Trump affirme que si l’Iran « tue des manifestants pacifiques », les États-Unis les « sauveront »
M. Trump n’a pas non plus fait de commentaire sur l’Iran ni sur la façon dont les États-Unis agiraient pour protéger les manifestants du pays. publier sur sa page du réseau Truth Social» qui a été publié vers 3 heures du matin, heure de l’Est, mais il a déclaré : « Nous sommes fermés, emballés et prêts à partir. »
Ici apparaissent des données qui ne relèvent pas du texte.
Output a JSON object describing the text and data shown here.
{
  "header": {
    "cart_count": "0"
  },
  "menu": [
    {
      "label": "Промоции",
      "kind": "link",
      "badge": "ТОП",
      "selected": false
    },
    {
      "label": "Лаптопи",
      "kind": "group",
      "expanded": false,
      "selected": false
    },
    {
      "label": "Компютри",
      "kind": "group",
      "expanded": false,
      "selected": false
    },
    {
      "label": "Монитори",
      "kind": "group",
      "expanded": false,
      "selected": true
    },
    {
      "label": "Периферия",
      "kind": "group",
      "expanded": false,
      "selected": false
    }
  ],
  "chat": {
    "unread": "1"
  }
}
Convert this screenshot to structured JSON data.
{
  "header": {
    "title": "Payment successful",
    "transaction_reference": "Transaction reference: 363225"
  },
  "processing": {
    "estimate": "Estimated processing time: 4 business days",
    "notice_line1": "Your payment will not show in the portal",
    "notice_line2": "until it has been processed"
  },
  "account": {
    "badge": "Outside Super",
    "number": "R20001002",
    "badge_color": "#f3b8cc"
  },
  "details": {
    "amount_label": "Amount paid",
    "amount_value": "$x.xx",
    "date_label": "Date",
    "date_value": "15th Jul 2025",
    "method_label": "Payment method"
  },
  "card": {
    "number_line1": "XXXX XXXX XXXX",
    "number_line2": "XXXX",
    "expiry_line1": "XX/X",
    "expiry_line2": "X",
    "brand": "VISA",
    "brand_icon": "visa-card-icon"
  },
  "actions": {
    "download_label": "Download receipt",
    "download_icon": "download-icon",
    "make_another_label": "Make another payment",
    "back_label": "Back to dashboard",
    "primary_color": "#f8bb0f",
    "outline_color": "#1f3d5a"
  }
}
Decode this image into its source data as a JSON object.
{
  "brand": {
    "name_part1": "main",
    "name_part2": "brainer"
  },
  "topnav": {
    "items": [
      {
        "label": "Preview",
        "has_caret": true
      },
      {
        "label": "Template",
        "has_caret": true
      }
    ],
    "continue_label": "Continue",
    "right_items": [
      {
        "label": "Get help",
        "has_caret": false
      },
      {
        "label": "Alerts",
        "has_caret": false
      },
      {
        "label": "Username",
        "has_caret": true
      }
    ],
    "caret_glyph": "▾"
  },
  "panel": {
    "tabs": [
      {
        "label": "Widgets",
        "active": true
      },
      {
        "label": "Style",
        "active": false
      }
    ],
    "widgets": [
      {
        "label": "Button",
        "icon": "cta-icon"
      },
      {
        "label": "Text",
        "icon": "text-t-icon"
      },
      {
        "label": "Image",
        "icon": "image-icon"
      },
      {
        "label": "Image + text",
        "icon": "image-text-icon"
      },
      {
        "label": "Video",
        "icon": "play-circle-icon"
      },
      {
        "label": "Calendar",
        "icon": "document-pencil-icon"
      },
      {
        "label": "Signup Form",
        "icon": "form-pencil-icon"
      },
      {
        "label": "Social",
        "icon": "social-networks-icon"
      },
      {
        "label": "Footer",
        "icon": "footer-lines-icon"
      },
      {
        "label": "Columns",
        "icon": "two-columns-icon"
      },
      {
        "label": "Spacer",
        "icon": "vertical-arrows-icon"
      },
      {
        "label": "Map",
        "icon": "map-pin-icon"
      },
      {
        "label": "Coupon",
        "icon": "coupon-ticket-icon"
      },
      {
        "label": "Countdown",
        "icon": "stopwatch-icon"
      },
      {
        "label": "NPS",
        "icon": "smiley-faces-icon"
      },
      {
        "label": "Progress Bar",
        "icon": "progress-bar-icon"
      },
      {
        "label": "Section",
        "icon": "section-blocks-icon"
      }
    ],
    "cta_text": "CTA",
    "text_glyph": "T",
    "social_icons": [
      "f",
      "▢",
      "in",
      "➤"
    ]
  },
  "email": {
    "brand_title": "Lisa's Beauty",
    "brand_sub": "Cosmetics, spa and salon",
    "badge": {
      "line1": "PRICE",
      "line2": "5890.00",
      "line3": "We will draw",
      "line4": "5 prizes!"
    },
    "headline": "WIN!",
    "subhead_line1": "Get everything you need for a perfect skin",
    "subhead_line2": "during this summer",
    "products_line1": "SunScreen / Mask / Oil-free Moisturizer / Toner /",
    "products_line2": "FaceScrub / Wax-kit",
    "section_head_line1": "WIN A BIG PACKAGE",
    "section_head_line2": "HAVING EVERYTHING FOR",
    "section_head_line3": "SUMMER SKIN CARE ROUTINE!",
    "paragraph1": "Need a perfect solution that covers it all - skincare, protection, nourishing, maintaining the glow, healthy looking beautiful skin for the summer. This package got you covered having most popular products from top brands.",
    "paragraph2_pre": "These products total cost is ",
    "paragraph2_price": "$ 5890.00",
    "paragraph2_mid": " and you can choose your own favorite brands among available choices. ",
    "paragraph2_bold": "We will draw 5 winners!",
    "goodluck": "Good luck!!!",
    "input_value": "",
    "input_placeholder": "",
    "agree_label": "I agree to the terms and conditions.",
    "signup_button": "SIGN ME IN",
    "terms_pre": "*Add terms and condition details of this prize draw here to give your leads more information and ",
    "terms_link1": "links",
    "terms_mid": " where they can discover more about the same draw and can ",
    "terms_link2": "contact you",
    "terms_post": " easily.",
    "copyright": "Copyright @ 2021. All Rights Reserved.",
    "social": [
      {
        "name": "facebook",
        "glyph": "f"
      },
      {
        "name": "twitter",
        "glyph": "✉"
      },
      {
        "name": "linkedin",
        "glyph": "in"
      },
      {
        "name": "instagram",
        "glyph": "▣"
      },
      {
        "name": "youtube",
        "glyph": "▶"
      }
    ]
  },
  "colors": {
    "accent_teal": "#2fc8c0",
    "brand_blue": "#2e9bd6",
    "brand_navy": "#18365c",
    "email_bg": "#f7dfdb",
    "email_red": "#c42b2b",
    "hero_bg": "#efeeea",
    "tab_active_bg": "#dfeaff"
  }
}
Il est arrivé quelques heures plus tard les rapports indiquent qu’au moins six personnes ont été tuées au milieu de près d’une semaine d’escalade des manifestations en Iran. Les émeutes ont commencé à la fin de la semaine dernière alors que les propriétaires d’entreprises exprimaient leur frustration face à la crise économique que traverse la République islamique.
L’Iran est en proie depuis des années à la crise économique, à cause des sanctions occidentales basé sur le programme nucléaire du gouvernement composé de chefs religieux extrémistes et de soutenir des groupes terroristes à travers le pays.
Des vidéos et des photos de Téhéran et d’autres villes publiées sur les réseaux sociaux montrent des manifestants descendus dans la rue depuis le début de la semaine, scandant souvent des slogans anti-gouvernementaux et pro-gouvernementaux et affrontant parfois les forces de sécurité.
Dans un effort pour apaiser les troubles, les responsables iraniens ont reconnu la crise économique et déclaré que les manifestations pacifiques sont acceptables, mais ont accusé les puissances étrangères – faisant souvent référence à Israël et aux États-Unis – d’être les auteurs de la violence qui alimente la violence dans les rues.
Les gouvernements américain et israélien avaient publié des déclarations soutenant les manifestations avant M. Trump au sujet d’une possible et vague intervention des États-Unis vendredi matin.
« Le peuple iranien veut la liberté. Il souffre depuis trop longtemps des ayatollahs », a déclaré Mike Waltz, l’ambassadeur américain auprès des Nations Unies, dans un communiqué. poster sur X plus tôt cette semaine. « Nous sommes aux côtés du peuple iranien dans les rues de Téhéran et dans tout le pays alors qu’il proteste contre une dictature qui ne lui a apporté que l’effondrement économique et la guerre. »
Les tensions entre les États-Unis et l’Iran se sont intensifiées cette semaine lors de la visite aux États-Unis du Premier ministre israélien Benjamin Netanyahu, qui exhorte depuis des années les alliés de son pays à Washington à prendre des mesures plus fermes contre l’Iran.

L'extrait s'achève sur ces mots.